Now that I know the problem is that the ParDo
doesn’t scale when using the Dask Runner, rather than Dask not scaling I can create a simple script that will run on just my laptop.
I don’t need my Kubernetes cluster any more so I can easily clean that up.
$ gcloud container clusters delete jtomlinson-beam-test --zone us-central1-c
Here’s the final MRE script.
import apache_beam as beam
from apache_beam.options.pipeline_options import PipelineOptions
from apache_beam.runners.dask.dask_runner import DaskRunner
from dask.distributed import Client, performance_report
class NoopDoFn(beam.DoFn):
def process(self, item):
import time
time.sleep(0.1)
return [item]
def run_pipeline(n_items):
client = Client()
pipeline = beam.Pipeline(
runner=DaskRunner(),
options=PipelineOptions(["--dask_client_address", client.cluster.scheduler_address]),
)
(
pipeline
| "Create collection" >> beam.Create(range(n_items))
| "Noop 1" >> beam.ParDo(NoopDoFn())
| "Noop 2" >> beam.ParDo(NoopDoFn())
| "Noop 3" >> beam.ParDo(NoopDoFn())
)
with performance_report(filename=f"dask-report-{n_items}.html"):
result = pipeline.run()
result.wait_until_finish()
def main() -> None:
# If this is 199 I get one task per item per stage (800 tasks, 199 concurrent)
run_pipeline(199)
# If this is 200 I get max 100 tasks per stage (404 tasks, 100 concurrent)
run_pipeline(200)
if __name__ == "__main__":
main()
This script uses dask.distributed.Client
which by default creates a dask.distributed.LocalCluster
that on my laptop creates a cluster with 12 workers.
Then it runs my no-op pipeline twice, once with 199 items and again with 200 items.
As I was looking at the dashboard to know how many tasks there were for each run I am using dask.distributed.performance_report()
to capture the dashboard and write it to a file.
So this MRE script produces two reports dask-report-199.html
and dask-report-200.html
. I’ve uploaded those reports to a GitHub Gist to make it easy to share them in the issue along with the MRE script.
Summary
When large workloads fail at scale it can be daunting to dig into them a figure out what is going wrong.

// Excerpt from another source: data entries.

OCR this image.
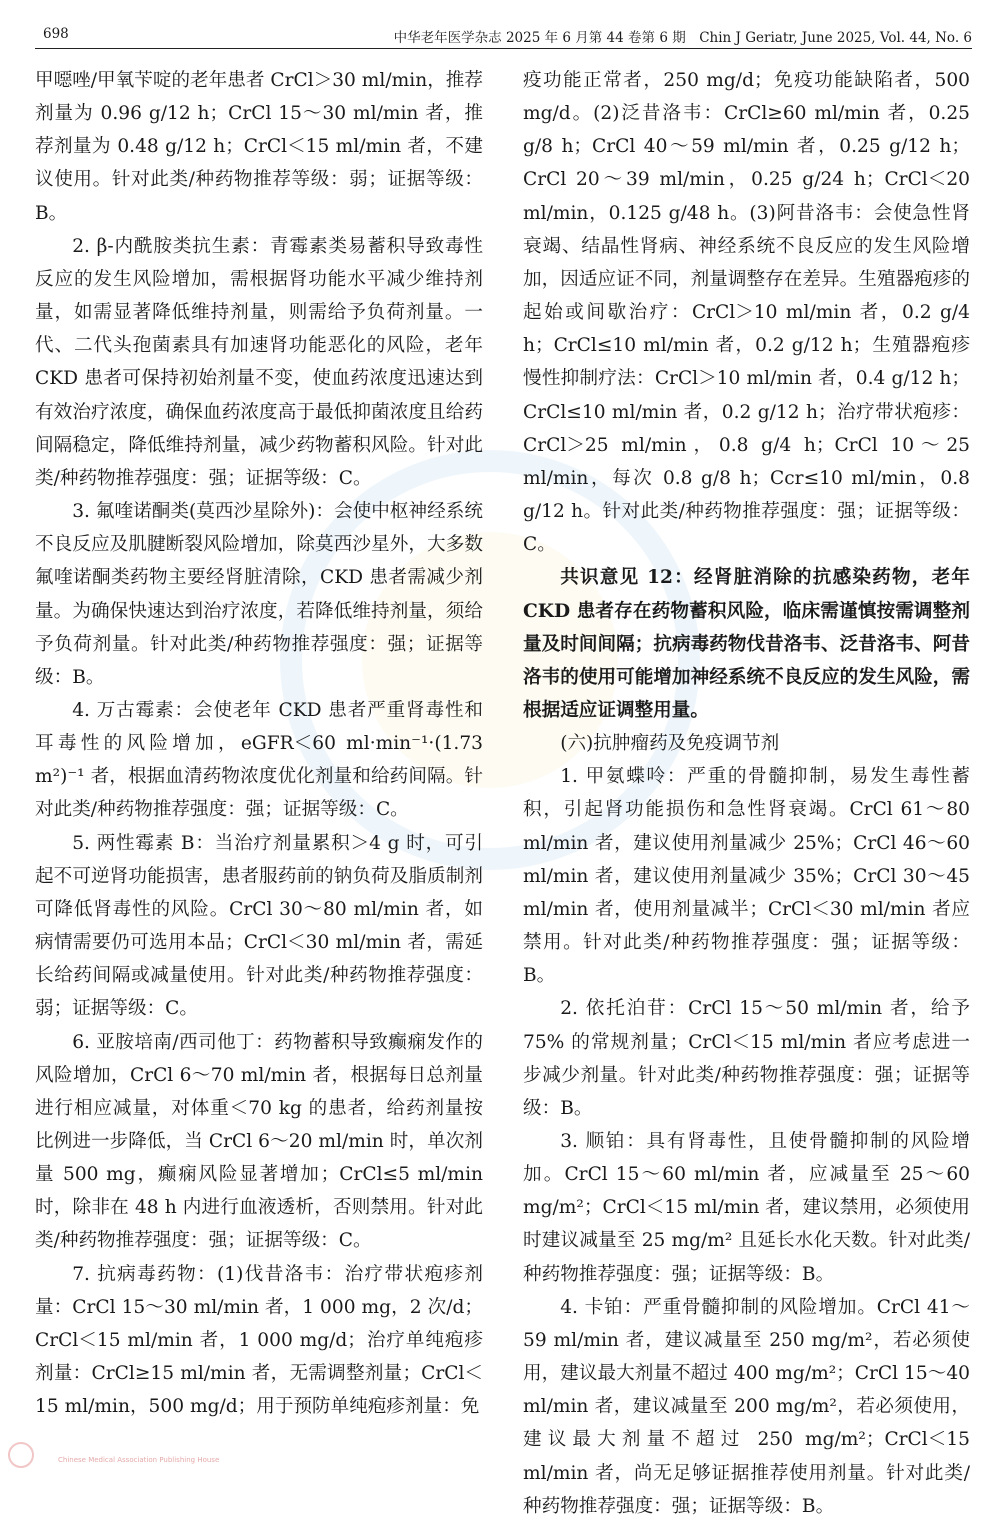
698	中华老年医学杂志 2025 年 6 月第 44 卷第 6 期　Chin J Geriatr, June 2025, Vol. 44, No. 6

甲噁唑/甲氧苄啶的老年患者 CrCl＞30 ml/min，推荐剂量为 0.96 g/12 h；CrCl 15～30 ml/min 者，推荐剂量为 0.48 g/12 h；CrCl＜15 ml/min 者，不建议使用。针对此类/种药物推荐等级：弱；证据等级：B。

2. β-内酰胺类抗生素：青霉素类易蓄积导致毒性反应的发生风险增加，需根据肾功能水平减少维持剂量，如需显著降低维持剂量，则需给予负荷剂量。一代、二代头孢菌素具有加速肾功能恶化的风险，老年 CKD 患者可保持初始剂量不变，使血药浓度迅速达到有效治疗浓度，确保血药浓度高于最低抑菌浓度且给药间隔稳定，降低维持剂量，减少药物蓄积风险。针对此类/种药物推荐强度：强；证据等级：C。

3. 氟喹诺酮类(莫西沙星除外)：会使中枢神经系统不良反应及肌腱断裂风险增加，除莫西沙星外，大多数氟喹诺酮类药物主要经肾脏清除，CKD 患者需减少剂量。为确保快速达到治疗浓度，若降低维持剂量，须给予负荷剂量。针对此类/种药物推荐强度：强；证据等级：B。

4. 万古霉素：会使老年 CKD 患者严重肾毒性和耳毒性的风险增加，eGFR＜60 ml·min⁻¹·(1.73 m²)⁻¹ 者，根据血清药物浓度优化剂量和给药间隔。针对此类/种药物推荐强度：强；证据等级：C。

5. 两性霉素 B：当治疗剂量累积＞4 g 时，可引起不可逆肾功能损害，患者服药前的钠负荷及脂质制剂可降低肾毒性的风险。CrCl 30～80 ml/min 者，如病情需要仍可选用本品；CrCl＜30 ml/min 者，需延长给药间隔或减量使用。针对此类/种药物推荐强度：弱；证据等级：C。

6. 亚胺培南/西司他丁：药物蓄积导致癫痫发作的风险增加，CrCl 6～70 ml/min 者，根据每日总剂量进行相应减量，对体重＜70 kg 的患者，给药剂量按比例进一步降低，当 CrCl 6～20 ml/min 时，单次剂量 500 mg，癫痫风险显著增加；CrCl≤5 ml/min 时，除非在 48 h 内进行血液透析，否则禁用。针对此类/种药物推荐强度：强；证据等级：C。

7. 抗病毒药物：(1)伐昔洛韦：治疗带状疱疹剂量：CrCl 15～30 ml/min 者，1 000 mg，2 次/d；CrCl＜15 ml/min 者，1 000 mg/d；治疗单纯疱疹剂量：CrCl≥15 ml/min 者，无需调整剂量；CrCl＜15 ml/min，500 mg/d；用于预防单纯疱疹剂量：免

疫功能正常者，250 mg/d；免疫功能缺陷者，500 mg/d。(2)泛昔洛韦：CrCl≥60 ml/min 者，0.25 g/8 h；CrCl 40～59 ml/min 者，0.25 g/12 h；CrCl 20～39 ml/min，0.25 g/24 h；CrCl＜20 ml/min，0.125 g/48 h。(3)阿昔洛韦：会使急性肾衰竭、结晶性肾病、神经系统不良反应的发生风险增加，因适应证不同，剂量调整存在差异。生殖器疱疹的起始或间歇治疗：CrCl＞10 ml/min 者，0.2 g/4 h；CrCl≤10 ml/min 者，0.2 g/12 h；生殖器疱疹慢性抑制疗法：CrCl＞10 ml/min 者，0.4 g/12 h；CrCl≤10 ml/min 者，0.2 g/12 h；治疗带状疱疹：CrCl＞25 ml/min，0.8 g/4 h；CrCl 10～25 ml/min，每次 0.8 g/8 h；Ccr≤10 ml/min，0.8 g/12 h。针对此类/种药物推荐强度：强；证据等级：C。

共识意见 12：经肾脏消除的抗感染药物，老年 CKD 患者存在药物蓄积风险，临床需谨慎按需调整剂量及时间间隔；抗病毒药物伐昔洛韦、泛昔洛韦、阿昔洛韦的使用可能增加神经系统不良反应的发生风险，需根据适应证调整用量。

(六)抗肿瘤药及免疫调节剂

1. 甲氨蝶呤：严重的骨髓抑制，易发生毒性蓄积，引起肾功能损伤和急性肾衰竭。CrCl 61～80 ml/min 者，建议使用剂量减少 25%；CrCl 46～60 ml/min 者，建议使用剂量减少 35%；CrCl 30～45 ml/min 者，使用剂量减半；CrCl＜30 ml/min 者应禁用。针对此类/种药物推荐强度：强；证据等级：B。

2. 依托泊苷：CrCl 15～50 ml/min 者，给予 75% 的常规剂量；CrCl＜15 ml/min 者应考虑进一步减少剂量。针对此类/种药物推荐强度：强；证据等级：B。

3. 顺铂：具有肾毒性，且使骨髓抑制的风险增加。CrCl 15～60 ml/min 者，应减量至 25～60 mg/m²；CrCl＜15 ml/min 者，建议禁用，必须使用时建议减量至 25 mg/m² 且延长水化天数。针对此类/种药物推荐强度：强；证据等级：B。

4. 卡铂：严重骨髓抑制的风险增加。CrCl 41～59 ml/min 者，建议减量至 250 mg/m²，若必须使用，建议最大剂量不超过 400 mg/m²；CrCl 15～40 ml/min 者，建议减量至 200 mg/m²，若必须使用，建议最大剂量不超过 250 mg/m²；CrCl＜15 ml/min 者，尚无足够证据推荐使用剂量。针对此类/种药物推荐强度：强；证据等级：B。

Chinese Medical Association Publishing House
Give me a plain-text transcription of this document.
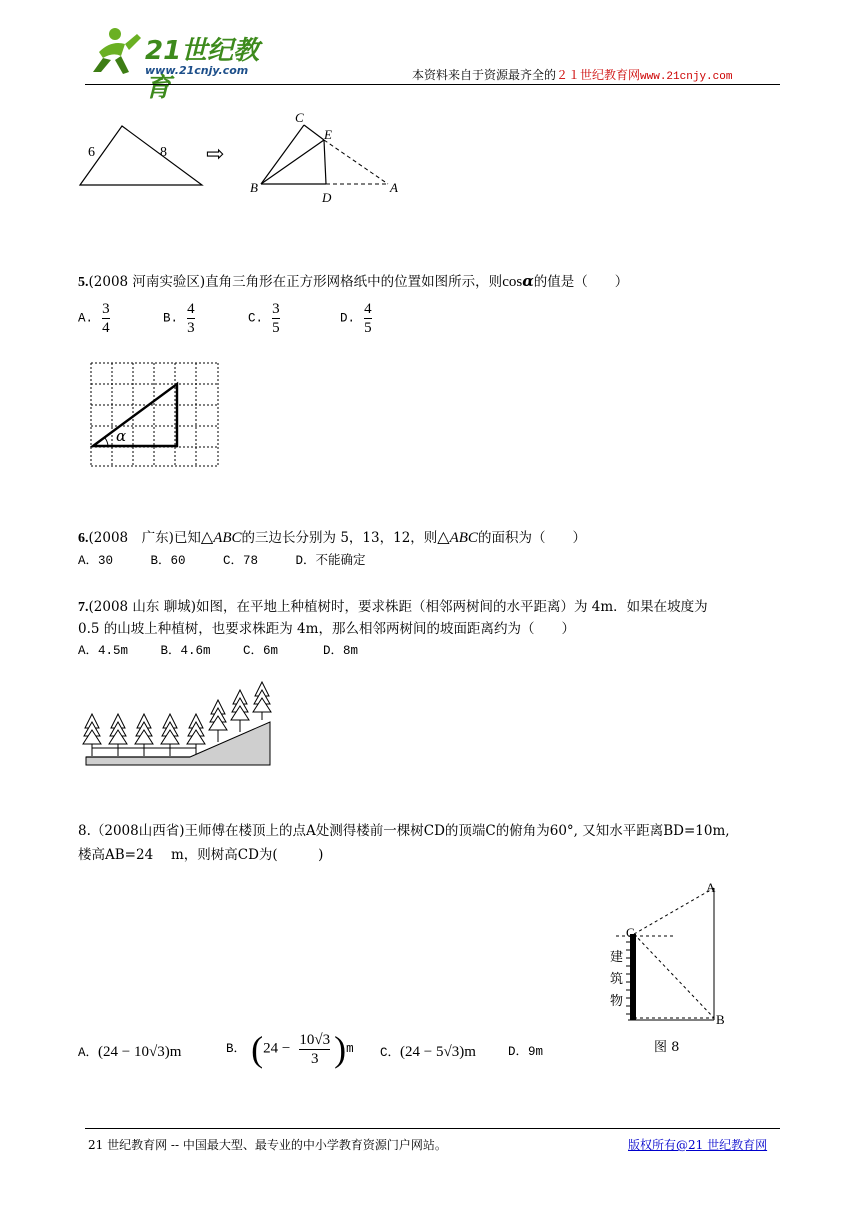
21世纪教育
www.21cnjy.com	本资料来自于资源最齐全的２１世纪教育网www.21cnjy.com
6	8 ⇨
C
E
B
D
A
5.(2008 河南实验区)直角三角形在正方形网格纸中的位置如图所示，则cosα的值是（　　）
A. $\frac{3}{4}$	B. $\frac{4}{3}$	C. $\frac{3}{5}$	D. $\frac{4}{5}$
α
6.(2008　广东)已知△ABC的三边长分别为 5，13，12，则△ABC的面积为（　　）
A．30　　　B．60　　　C．78　　　D．不能确定
7.(2008 山东 聊城)如图，在平地上种植树时，要求株距（相邻两树间的水平距离）为 4m．如果在坡度为
0.5 的山坡上种植树，也要求株距为 4m，那么相邻两树间的坡面距离约为（　　）
A．4.5m　　 B．4.6m　　 C．6m　　　 D．8m
8.（2008山西省)王师傅在楼顶上的点A处测得楼前一棵树CD的顶端C的俯角为60°, 又知水平距离BD=10m,
楼高AB=24　 m，则树高CD为(　　　)
A
C
B
建
筑
物
图 8
A．(24 − 10√3)m	B． $(24 - \frac{10√3}{3} )m$ C．(24 − 5√3)m	D．9m
21 世纪教育网 -- 中国最大型、最专业的中小学教育资源门户网站。	版权所有@21 世纪教育网
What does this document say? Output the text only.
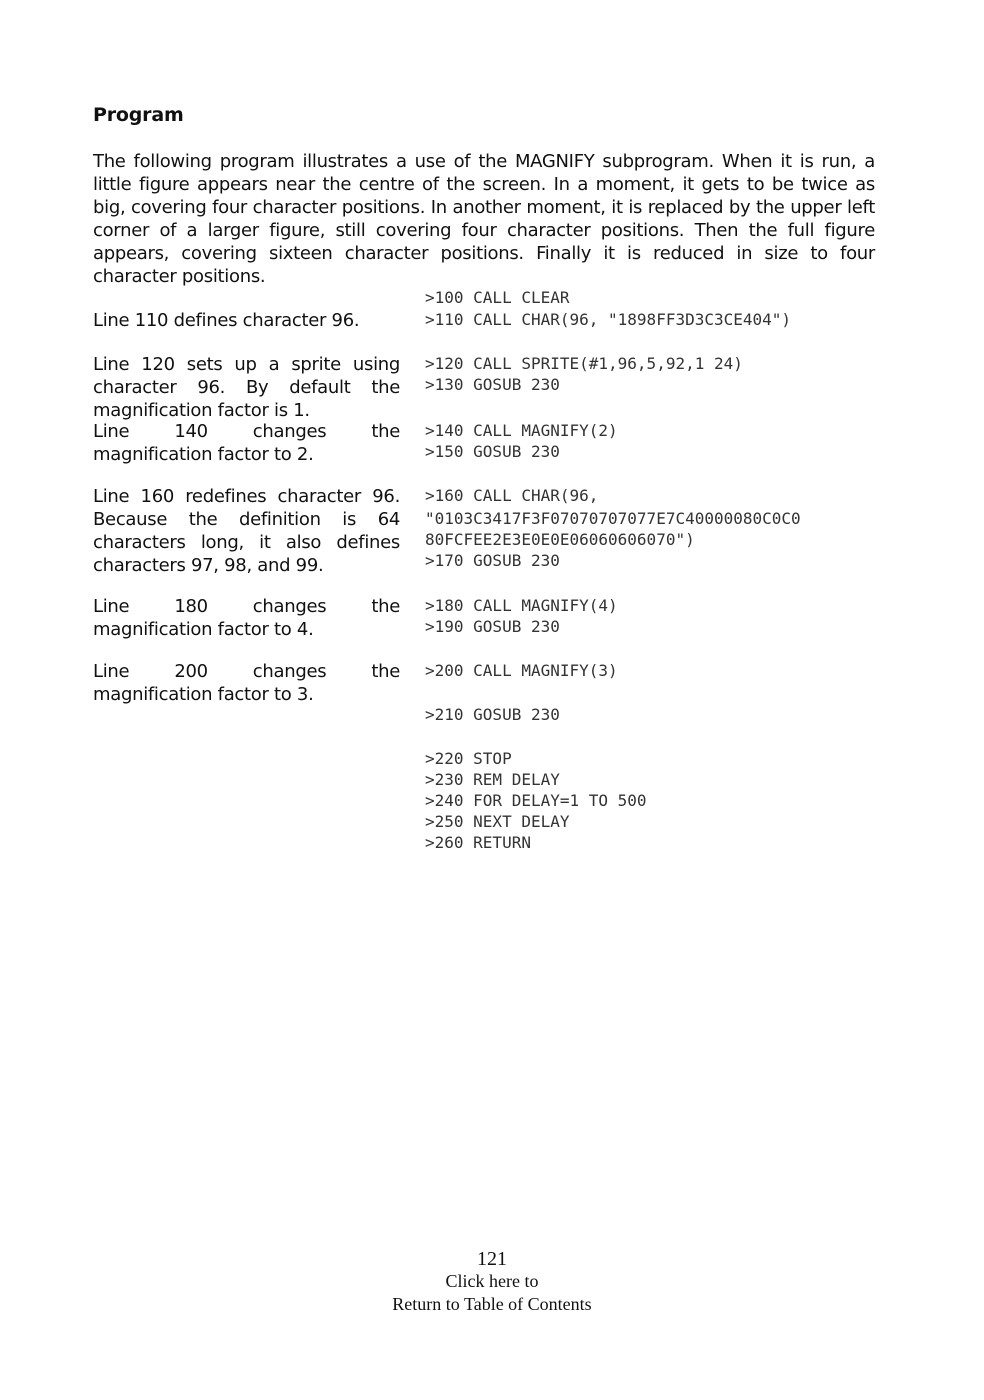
Program

The following program illustrates a use of the MAGNIFY subprogram. When it is run, a little figure appears near the centre of the screen. In a moment, it gets to be twice as big, covering four character positions. In another moment, it is replaced by the upper left corner of a larger figure, still covering four character positions. Then the full figure appears, covering sixteen character positions. Finally it is reduced in size to four character positions.

Line 110 defines character 96.

Line 120 sets up a sprite using character 96. By default the magnification factor is 1.

Line 140 changes the magnification factor to 2.

Line 160 redefines character 96. Because the definition is 64 characters long, it also defines characters 97, 98, and 99.

Line 180 changes the magnification factor to 4.

Line 200 changes the magnification factor to 3.

>100 CALL CLEAR
>110 CALL CHAR(96, "1898FF3D3C3CE404")
>120 CALL SPRITE(#1,96,5,92,1 24)
>130 GOSUB 230
>140 CALL MAGNIFY(2)
>150 GOSUB 230
>160 CALL CHAR(96,
"0103C3417F3F07070707077E7C40000080C0C0
80FCFEE2E3E0E0E06060606070")
>170 GOSUB 230
>180 CALL MAGNIFY(4)
>190 GOSUB 230
>200 CALL MAGNIFY(3)
>210 GOSUB 230
>220 STOP
>230 REM DELAY
>240 FOR DELAY=1 TO 500
>250 NEXT DELAY
>260 RETURN
121
Click here to
Return to Table of Contents
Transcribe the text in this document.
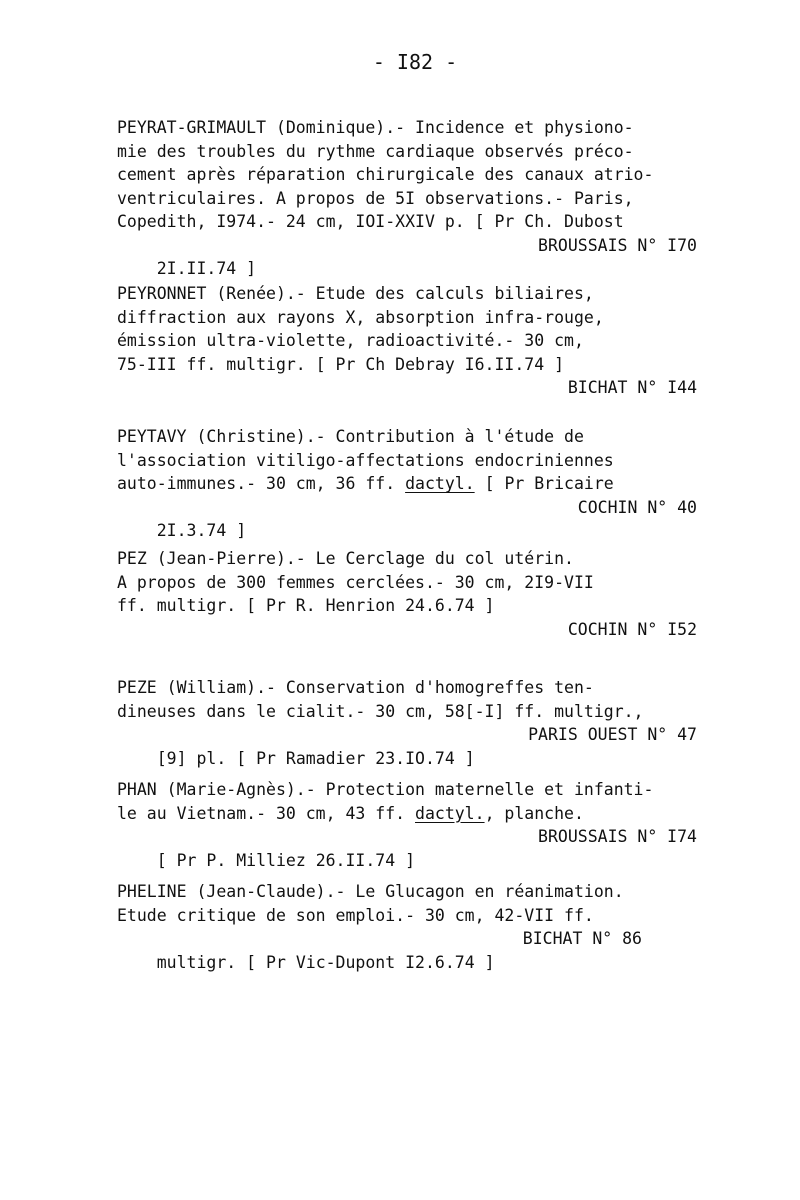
- I82 -
PEYRAT-GRIMAULT (Dominique).- Incidence et physiono-
mie des troubles du rythme cardiaque observés préco-
cement après réparation chirurgicale des canaux atrio-
ventriculaires. A propos de 5I observations.- Paris,
Copedith, I974.- 24 cm, IOI-XXIV p. [ Pr Ch. Dubost

2I.II.74 ]

BROUSSAIS N° I70

PEYRONNET (Renée).- Etude des calculs biliaires,
diffraction aux rayons X, absorption infra-rouge,
émission ultra-violette, radioactivité.- 30 cm,
75-III ff. multigr. [ Pr Ch Debray I6.II.74 ]

BICHAT N° I44

PEYTAVY (Christine).- Contribution à l'étude de
l'association vitiligo-affectations endocriniennes
auto-immunes.- 30 cm, 36 ff. dactyl. [ Pr Bricaire

2I.3.74 ]

COCHIN N° 40

PEZ (Jean-Pierre).- Le Cerclage du col utérin.
A propos de 300 femmes cerclées.- 30 cm, 2I9-VII
ff. multigr. [ Pr R. Henrion 24.6.74 ]

COCHIN N° I52

PEZE (William).- Conservation d'homogreffes ten-
dineuses dans le cialit.- 30 cm, 58[-I] ff. multigr.,

[9] pl. [ Pr Ramadier 23.IO.74 ]

PARIS OUEST N° 47

PHAN (Marie-Agnès).- Protection maternelle et infanti-
le au Vietnam.- 30 cm, 43 ff. dactyl., planche.

[ Pr P. Milliez 26.II.74 ]

BROUSSAIS N° I74

PHELINE (Jean-Claude).- Le Glucagon en réanimation.
Etude critique de son emploi.- 30 cm, 42-VII ff.

multigr. [ Pr Vic-Dupont I2.6.74 ]

BICHAT N° 86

In this example the bug was happening on clusters with hundreds of GPUs, so the cost of repeatedly running the workload and trying to interactively debug it could feels like it could add up quickly.
But it’s likely that the scale of the problem can be emulated in some other way. In this example, once I ruled out the computation being a factor, I switched from hundreds of GPUs to hundreds of slower CPU cores which are much cheaper. But even then when I dug deeper into the problem I discovered I didn’t need all of those cores and could reproduce the problem on a laptop.
Instrumentation and telemetry is also key. The folks who discovered the bug did so by looking at resource usage from the batch system they were using. When I dug into the problem I heavily used the Dask dashboard and performance reports along with k9s to see what was going on in the Kubernetes cluster.
As with all debugging processes it’s a matter of isolating the problem and removing anything unnecessary. When debugging at scale you need to start removing the biggest, most expensive and most cumbersome things first. The deeper you get into debugging the less complex the problem starts to get. Moving from HPC to Cloud and finally to me laptop allowed me to iterate faster and faster with each development.